Что мне понравилось, так это то, что в состоянии опьянения она становилась задумчивей - становилась... похожей на меня.
- Знаешь, - сказала она, - завтра будет дождь, я по ящику видела. Можно будет посидеть на чердаке у моей бабушки и послушать, как он будет колотить по крыше. Ты знаешь, что под звуки дождя душа уносится к бесконечности?
- Знаю, - ответил я.
И я на самом деле знал.

....Все случилось настолько быстро, что я с трудом осознал, что произошло. Мы напились в баре, было поздно, темно и холодно. Потом взяли такси и Сэнди повела меня по направлению к гостинице. В трезвом состоянии я бы понял, что к чему, но в пьяном виде я ничего не соображал и шел за ней, как на веревочке - мне было все равно, куда меня ведут и зачем. Едва успела закрыться за нашими спинами дверь, она вцепилась в меня поцелуем - таким страстным, что даже покусывала мои губы. Я, в таком же бессознательном состоянии, провел по ее спине руками, ощущая тепло ее вязаного свитера, и спускался ладонями все ниже, ниже и ниже.... Все что дальше - туман. Поцелуи, страстные до озверелого полу-мычания, запах ее тела, разбросанные по сторонам вещи, мятая постель, запах свежевыстиранных простыней, ее ноги на моих плечах.... темнота.
Очнулся я только утром, с трудом приходя в себя.
Она спала, обнимая меня за руку, и прижимаясь щекой к моему плечу. Ее густые волосы разметались по подушке, она слега посапывала во сне и облизывала свои пухлые губы. Я присмотрелся - вся ее спина была украшена огромной татуировкой - цветы, узоры, лисы... почему лисы? - мне было все равно.
Вселенский покой овладел мной. Было ощущение, что вместе с нами спит весь мир - как будто в целом свете все-все люди спят и видят прекрасные сны.

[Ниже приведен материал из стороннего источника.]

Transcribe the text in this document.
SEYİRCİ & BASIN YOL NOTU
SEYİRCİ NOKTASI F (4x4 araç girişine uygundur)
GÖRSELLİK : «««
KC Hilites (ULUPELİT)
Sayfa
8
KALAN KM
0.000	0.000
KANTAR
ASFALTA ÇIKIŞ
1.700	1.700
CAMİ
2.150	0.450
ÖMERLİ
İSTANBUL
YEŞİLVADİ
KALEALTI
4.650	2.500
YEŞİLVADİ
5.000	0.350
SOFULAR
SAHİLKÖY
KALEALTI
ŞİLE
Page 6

Утром (вернее, ближе к обеду) она проснулась и закурила. Странный запах.
- Что это? - спросил я.
- Гашиш, - ответила она.
Дурь, травка, гашиш, экстази, кокс - она принимала все. Ее не страшило ровным счетом ничего - я бы к этому всему не подошел и на пушечный выстрел, потому что всегда считал, что подобные допинги мне не нужны. Они ставят тебя в зависимость от сторонней силы, а этого я не хотел. Я ценил свою свободу.
Впрочем, для человека, привыкшего к подобным отравам, любой наркотик становится обыденностью.
Кто знает, когда пришла бы ее расплата за употребление подобных веществ?...
Но это было, как говорят, "дело десятое". Первым было другое. Черт возьми, сколько она пила! Не так, как я, нет. Она тут ставила рекорды. Вино литрами, текилу бутылками, виски стаканами. И хоть бы раз ее вывернуло, да так, чтобы раздумала пить. Или так, чтобы было потом мучительно стыдно - это иногда отбивает охоту пить навсегда. Но ничего ее не брало. Да и какой стыд мог остановить эту женщину?...

Когда мне это надоедало, я шел к ее бабушке, к ней домой. Пока Сэнди отлеживалась после ночных возлияний и всего этого сумбура в очередном мотеле, я пил чай с ее бабушкой, и угощался вкуснейшими пончиками, что та готовила.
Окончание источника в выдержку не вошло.